3 Top Challenges for “Boring” Industries on Social Media
March 19, 2014
If you still think your industry isn’t fit for social media because you aren’t “cool” enough, think again. Even “boring” industries like finance, construction, or insurance can easily harness the power of social media to leverage any business strategy. Since these rather unconventional verticals make up a great deal of our daily lives, any engaging conversation on the topics that are important for that particular industry is equally as important as cosmetics brands, retailers, or airline companies.
While the social landscape is a really competitive space to gain attention, not every industry has the potential to generate BuzzFeed or Upworthy-like social buzz. While their social presence may not be as “fun” as a sports brand like Nike’s, that doesn’t mean their conversations don’t deserve the same amount of much-wanted “eyeballs”.
What are the top common challenges “boring” industries have to deal with?
1. Their First Impressions Are More Important Than Ever
Unlike any other industry, “boring” industries will have to put an enormous amount of effort into making that all-important ‘first impression’. Whether it’s through your website, social channels, or landing pages, make sure every single element of your online presence counts. See to it you don’t take yourself too seriously, because after all, there are real people behind every company.
For example, insurance company All State launched the #Debunkinator, a mascot-like campaign, that talks about insurance misconceptions in a very family-friendly way.
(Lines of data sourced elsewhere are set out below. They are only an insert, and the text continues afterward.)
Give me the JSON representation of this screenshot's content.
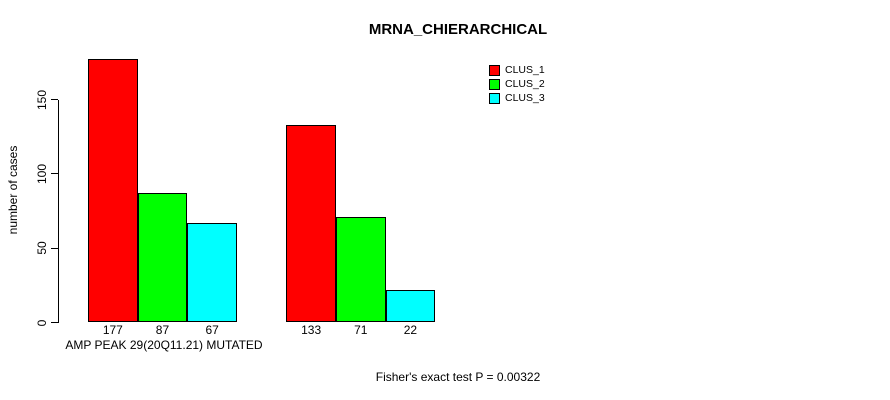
{
  "chart_data": {
    "type": "bar",
    "title": "MRNA_CHIERARCHICAL",
    "ylabel": "number of cases",
    "xlabel": "AMP PEAK 29(20Q11.21) MUTATED",
    "footer": "Fisher's exact test P = 0.00322",
    "categories": [
      "AMP PEAK 29(20Q11.21) MUTATED",
      ""
    ],
    "series": [
      {
        "name": "CLUS_1",
        "color": "#ff0000",
        "values": [
          177,
          133
        ]
      },
      {
        "name": "CLUS_2",
        "color": "#00ff00",
        "values": [
          87,
          71
        ]
      },
      {
        "name": "CLUS_3",
        "color": "#00ffff",
        "values": [
          67,
          22
        ]
      }
    ],
    "show_bar_values": true,
    "yticks": [
      0,
      50,
      100,
      150
    ],
    "ylim": [
      0,
      177
    ],
    "grid": false,
    "legend_position": "top-right",
    "colors": {
      "background": "#ffffff",
      "text": "#000000",
      "bar_border": "#000000"
    }
  }
}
Whether it’s on their Facebook page, website, or Twitter account, All State makes their first impression count in a very straightforward and accessible way.
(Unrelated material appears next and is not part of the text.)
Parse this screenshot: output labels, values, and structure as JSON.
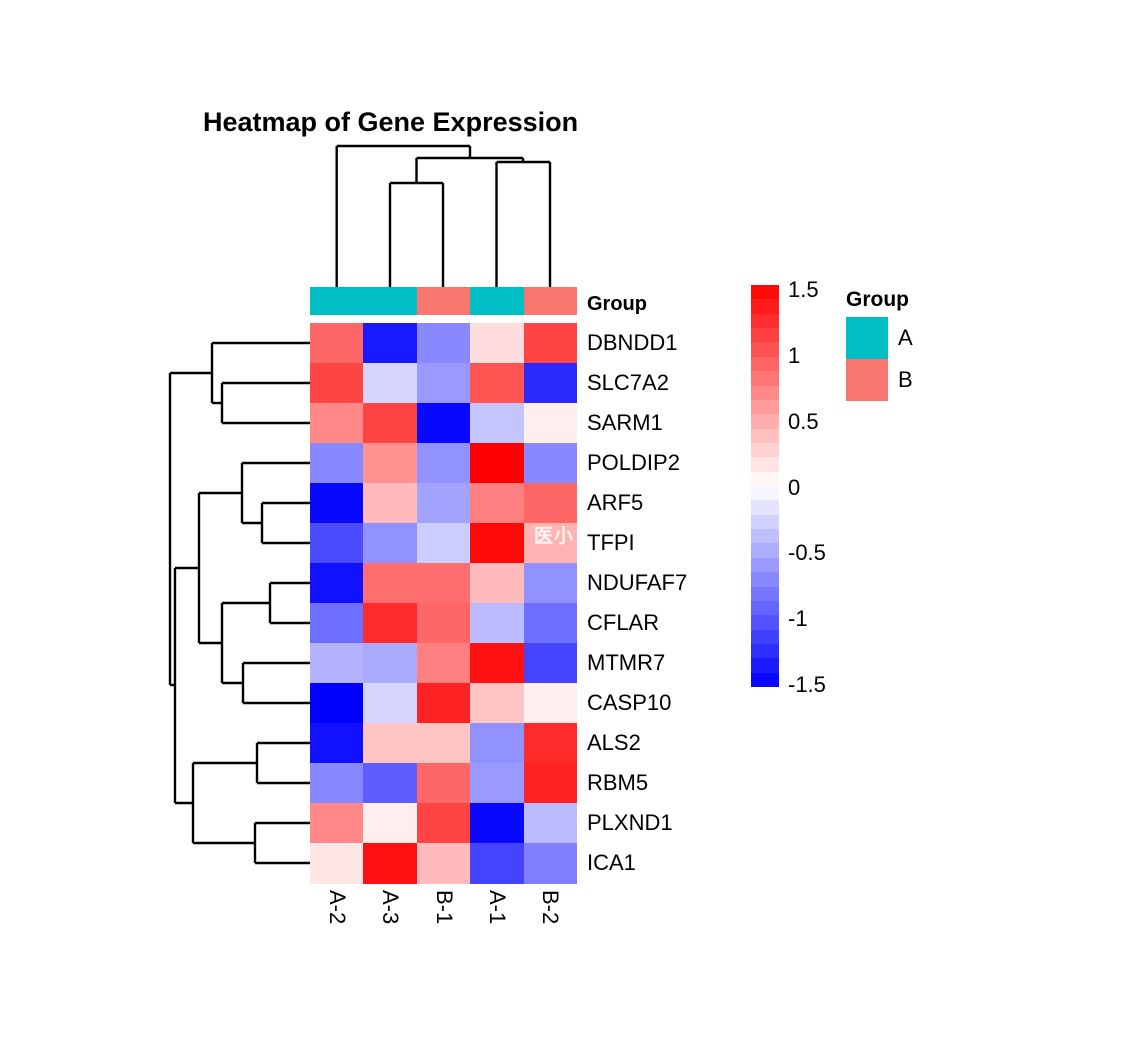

2. They Only Turn to “Obvious” Social Platforms Like LinkedIn Or Twitter
In the social media landscape, there’s more than just Facebook, LinkedIn, or Twitter to fit a “boring” business’ needs and acquire a “social business” status. Many companies only make use of these straightforward social channels and avoid charting unexplored territory. To truly pick up on what’s being said about your brand, you need to deep dive into the web and detect which places customers hang out and talk about your company.
For example, in the case of plumbing companies, many customers turn to review sites like Yelp for extremely valuable peer-reviewed references. Use your website, social media platforms, and email signatures proactively to promote that positive review.
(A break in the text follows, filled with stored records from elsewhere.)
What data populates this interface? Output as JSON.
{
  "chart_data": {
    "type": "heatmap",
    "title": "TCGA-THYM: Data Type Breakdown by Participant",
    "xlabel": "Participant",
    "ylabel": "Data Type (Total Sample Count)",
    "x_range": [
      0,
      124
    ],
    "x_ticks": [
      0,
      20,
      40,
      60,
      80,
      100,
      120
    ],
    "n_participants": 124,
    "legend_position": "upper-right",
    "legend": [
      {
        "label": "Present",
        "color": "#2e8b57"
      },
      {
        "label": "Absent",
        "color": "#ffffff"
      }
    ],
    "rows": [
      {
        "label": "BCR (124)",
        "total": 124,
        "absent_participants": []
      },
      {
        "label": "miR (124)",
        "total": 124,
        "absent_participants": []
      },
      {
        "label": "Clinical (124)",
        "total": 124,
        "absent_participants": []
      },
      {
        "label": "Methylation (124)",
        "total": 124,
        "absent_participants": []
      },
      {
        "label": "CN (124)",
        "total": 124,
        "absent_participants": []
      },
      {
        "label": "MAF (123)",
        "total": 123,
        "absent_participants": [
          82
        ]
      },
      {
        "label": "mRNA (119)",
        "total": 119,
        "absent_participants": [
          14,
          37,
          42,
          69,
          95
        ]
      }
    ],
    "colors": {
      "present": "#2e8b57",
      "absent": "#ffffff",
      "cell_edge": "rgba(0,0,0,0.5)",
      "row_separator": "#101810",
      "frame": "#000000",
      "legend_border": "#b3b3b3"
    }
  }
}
3. Sharing & Writing Great Content is More Time-Consuming
There’s no such thing as a boring industry that doesn’t have any content worth sharing. It’s undoubtedly true it will take some more creative blood, sweat, and tears, however, don’t solely write or share things that have great potential to go viral. You should also write content, and adapt your social strategy to help your ideal customer.
Create quality, problem-solving content for your blog, Twitter account, Facebook page, etc. that shows you have a good view of what kind of problems your customers are dealing with. For example, if you’re a construction company, you can write and share content on how people can reduce their electricity bill.
What are your ideas for leveraging a social media presence for “boring” industries?